Lecturers:

Dimitris Makris (Université de Bourgogne) : An Introduction to Integrable Systems and Their Applications in Topological Quantum Field Theories
Integrable systems form a special class of evolutionary differential equations characterized by their remarkable mathematical properties and relevance to numerous physical problems. Depending on the context, various approaches and tools are employed to study these systems. The lectures aim to explore key examples, such as the Toda lattice and the Korteweg–de Vries (KdV) equation, and illustrate fundamental aspects of the theory of integrable systems. Topics will include the Lax representation of evolutionary equations and the bihamiltonian framework for integrability. If time permits, we will also provide an overview of the applications of bihamiltonian integrable hierarchies to two-dimensional topological quantum field theories, following the seminal work of Witten, Dubrovin- Zhang, and others.
Rafailia Tsiavou (Aristotle University of Thessaloniki) : A bounded introduction to Seiberg-Witten equations on Hermitian symmetric spaces
Seiberg-Witten equations, originally stated on a 4-dimensional manifold M, involve the kernel of a Dirac-type operator and a monopole condition on the curvature of the line bundle of the spin^c-structure of M. We will define each one of these components, discuss the importance of dimension 4 and, time permitting, examine the equations on Hermitian symmetric spaces.

Talk 1. Definition and basic structure. Definition of the Spin structure the Clifford multiplication and Dirac operators. Talk 2. The emergence of Seiberg-Witten equations. Complex Spin structures and their corresponding line bundle. The energy functional of Seiberg and Witten and a rough idea behind their invariants. Talk 3. Towards Seiberg-Witten equations on Hermitian symmetric spaces. The Geometry of Hermitian symmetric spaces, G-equivariant Spin structures and Wang's Theorem on G-equivariant connections.

Speakers:

Ilias Ermeidis (Georg-August-Universität Göttingen) : Deformation theory of Lie ideals

Lie ideals are one of the cornerstone notions in Lie theory and the representation theory of Lie algebras. In this talk, we address the deformation theory of an ideal within a Lie algebra. We explicitly present the differential graded Lie algebra associated with each Lie ideal that controls its deformation problem. Furthermore, we establish rigidity and stability results for Lie ideals, as well as provide obstruction criteria for extending infinitesimal deformations to formal ones. Time permitting, we will also discuss how the aforementioned theory can be generalized to the context of Lie algebroids. This talk is based on joint work(s) with Madeleine Jotz.
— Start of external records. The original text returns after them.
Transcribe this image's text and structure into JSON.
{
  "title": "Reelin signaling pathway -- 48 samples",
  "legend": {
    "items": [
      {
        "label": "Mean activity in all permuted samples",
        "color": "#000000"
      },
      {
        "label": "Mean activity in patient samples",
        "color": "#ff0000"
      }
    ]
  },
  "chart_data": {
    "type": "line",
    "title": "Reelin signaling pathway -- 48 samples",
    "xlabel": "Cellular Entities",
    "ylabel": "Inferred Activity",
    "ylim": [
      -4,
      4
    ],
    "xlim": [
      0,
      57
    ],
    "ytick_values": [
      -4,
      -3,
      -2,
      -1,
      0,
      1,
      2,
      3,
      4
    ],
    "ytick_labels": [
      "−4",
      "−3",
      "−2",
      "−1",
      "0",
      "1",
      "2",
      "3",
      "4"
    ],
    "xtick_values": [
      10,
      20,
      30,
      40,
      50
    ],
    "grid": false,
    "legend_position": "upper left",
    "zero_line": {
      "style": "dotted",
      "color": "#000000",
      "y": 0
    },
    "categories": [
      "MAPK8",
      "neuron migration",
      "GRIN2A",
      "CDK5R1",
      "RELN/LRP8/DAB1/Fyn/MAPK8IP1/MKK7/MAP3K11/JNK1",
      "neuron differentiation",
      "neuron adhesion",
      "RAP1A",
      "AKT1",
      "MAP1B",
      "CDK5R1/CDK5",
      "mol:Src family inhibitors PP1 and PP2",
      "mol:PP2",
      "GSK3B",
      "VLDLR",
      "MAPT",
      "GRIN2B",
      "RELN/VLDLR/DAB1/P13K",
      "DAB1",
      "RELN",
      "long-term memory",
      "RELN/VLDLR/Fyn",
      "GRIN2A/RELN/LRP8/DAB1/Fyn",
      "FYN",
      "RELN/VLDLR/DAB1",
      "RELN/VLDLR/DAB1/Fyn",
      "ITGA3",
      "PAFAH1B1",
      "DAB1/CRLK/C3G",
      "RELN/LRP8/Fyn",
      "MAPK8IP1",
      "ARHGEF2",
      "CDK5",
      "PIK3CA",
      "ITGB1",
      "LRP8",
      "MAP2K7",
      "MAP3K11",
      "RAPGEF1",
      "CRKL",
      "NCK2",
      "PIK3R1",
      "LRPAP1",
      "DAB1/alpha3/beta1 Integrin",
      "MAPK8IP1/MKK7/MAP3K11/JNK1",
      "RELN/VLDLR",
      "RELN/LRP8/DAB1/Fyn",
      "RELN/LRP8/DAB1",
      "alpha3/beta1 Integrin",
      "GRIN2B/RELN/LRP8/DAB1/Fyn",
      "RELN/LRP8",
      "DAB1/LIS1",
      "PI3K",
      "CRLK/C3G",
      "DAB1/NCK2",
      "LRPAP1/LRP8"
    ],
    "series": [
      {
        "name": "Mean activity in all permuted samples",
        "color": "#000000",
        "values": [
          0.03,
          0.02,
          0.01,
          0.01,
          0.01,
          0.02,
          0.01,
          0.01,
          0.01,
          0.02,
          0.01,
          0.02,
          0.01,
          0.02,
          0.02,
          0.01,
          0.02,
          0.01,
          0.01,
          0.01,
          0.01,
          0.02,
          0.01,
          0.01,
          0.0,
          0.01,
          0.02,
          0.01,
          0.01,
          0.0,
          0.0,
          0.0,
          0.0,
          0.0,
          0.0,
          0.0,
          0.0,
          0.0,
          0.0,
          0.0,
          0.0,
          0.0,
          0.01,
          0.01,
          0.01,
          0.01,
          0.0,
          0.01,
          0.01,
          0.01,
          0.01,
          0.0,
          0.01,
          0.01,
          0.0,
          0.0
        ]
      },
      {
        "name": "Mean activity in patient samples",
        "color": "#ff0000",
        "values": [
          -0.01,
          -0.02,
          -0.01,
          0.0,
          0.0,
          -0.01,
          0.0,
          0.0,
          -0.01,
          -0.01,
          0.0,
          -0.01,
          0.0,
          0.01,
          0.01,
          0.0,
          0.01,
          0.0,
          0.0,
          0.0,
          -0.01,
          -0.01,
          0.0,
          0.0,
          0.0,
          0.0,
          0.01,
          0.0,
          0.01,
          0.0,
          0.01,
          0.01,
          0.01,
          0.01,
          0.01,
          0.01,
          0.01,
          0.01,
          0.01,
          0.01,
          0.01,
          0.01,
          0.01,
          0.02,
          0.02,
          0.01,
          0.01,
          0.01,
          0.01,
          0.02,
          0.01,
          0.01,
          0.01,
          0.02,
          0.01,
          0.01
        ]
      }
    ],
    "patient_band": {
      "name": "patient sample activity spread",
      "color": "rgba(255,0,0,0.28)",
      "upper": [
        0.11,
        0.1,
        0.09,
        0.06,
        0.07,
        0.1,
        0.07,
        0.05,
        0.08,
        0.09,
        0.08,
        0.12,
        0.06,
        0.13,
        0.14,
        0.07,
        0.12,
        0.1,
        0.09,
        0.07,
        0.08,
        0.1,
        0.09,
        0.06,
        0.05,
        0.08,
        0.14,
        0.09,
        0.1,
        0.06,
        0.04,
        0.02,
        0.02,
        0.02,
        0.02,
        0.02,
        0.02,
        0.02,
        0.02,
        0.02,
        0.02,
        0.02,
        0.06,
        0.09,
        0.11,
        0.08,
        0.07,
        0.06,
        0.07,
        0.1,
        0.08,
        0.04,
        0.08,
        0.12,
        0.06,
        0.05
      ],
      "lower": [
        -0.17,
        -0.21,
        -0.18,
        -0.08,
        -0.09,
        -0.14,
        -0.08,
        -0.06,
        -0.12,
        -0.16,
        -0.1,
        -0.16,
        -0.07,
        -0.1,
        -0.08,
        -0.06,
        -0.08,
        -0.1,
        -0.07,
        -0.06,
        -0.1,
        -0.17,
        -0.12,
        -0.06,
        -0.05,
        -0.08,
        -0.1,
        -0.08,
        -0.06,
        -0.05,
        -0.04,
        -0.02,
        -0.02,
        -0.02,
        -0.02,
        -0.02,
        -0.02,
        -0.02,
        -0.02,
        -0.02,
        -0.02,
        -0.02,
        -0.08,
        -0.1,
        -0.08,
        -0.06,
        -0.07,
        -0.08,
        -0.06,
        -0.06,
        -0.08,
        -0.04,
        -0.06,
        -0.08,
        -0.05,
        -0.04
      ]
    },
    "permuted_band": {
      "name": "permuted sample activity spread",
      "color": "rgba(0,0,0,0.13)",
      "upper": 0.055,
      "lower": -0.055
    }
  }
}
Anastasios Fotiadis (Université Claude Bernard - Lyon 1) : Universal central extensions of Lie algebras of vector fields
Central extensions of Lie algebras play a fundamental role in mathematics and physics, appearing in areas such as geometric quantization, projective representations of Lie groups, and conformal field theory. A key result in this context is that central extensions are classified by the second Lie algebra cohomology with trivial coefficients. In this talk, we will review previous work dealing with central extensions of Hamiltonian and divergence-free vector fields, and focus on the case of contact vector fields where we will prove that the Lie algebra of contact vector fields is centrally closed.
Grigoris Kittas (Aristotle University of Thessaloniki) : Dorfmann connections on dg-manifolds
In this talk we will give a brief introduction of the notion of Courant Algebroid and linear connections. We will give the definition of a predual vector bundle and the non - linear connections arising from them which are called Dorfmann connections. The next step is to show how the torsion and basic curvature of Courant algebroid can be related to the dg manifold side. The question is how can be described the graded picture of a Dorfmann connection on a pair of Courant algebroid and predual vector bundle? We will show the first steps that we have done in this direction and what problems arise.
Anastasios Slaftsos (Università degli Studi di Padova) : t-structures in Q-shaped derived categories
The concept of the Q-shaped derived category was introduced in 2022 by H. Holm and P. Jørgensen and it generalises the notion of the usual derived category. When one works with the standard derived category, t-structures provide an important tool in the study of the representation theory of algebras. For this purpose, we construct certain t-structures in the more general setting of the Q-shaped derived category, using combinatorial techniques on the underlying quiver. Time permitted, we will show case our results in the context of certain examples. This talk is based on a work in progress.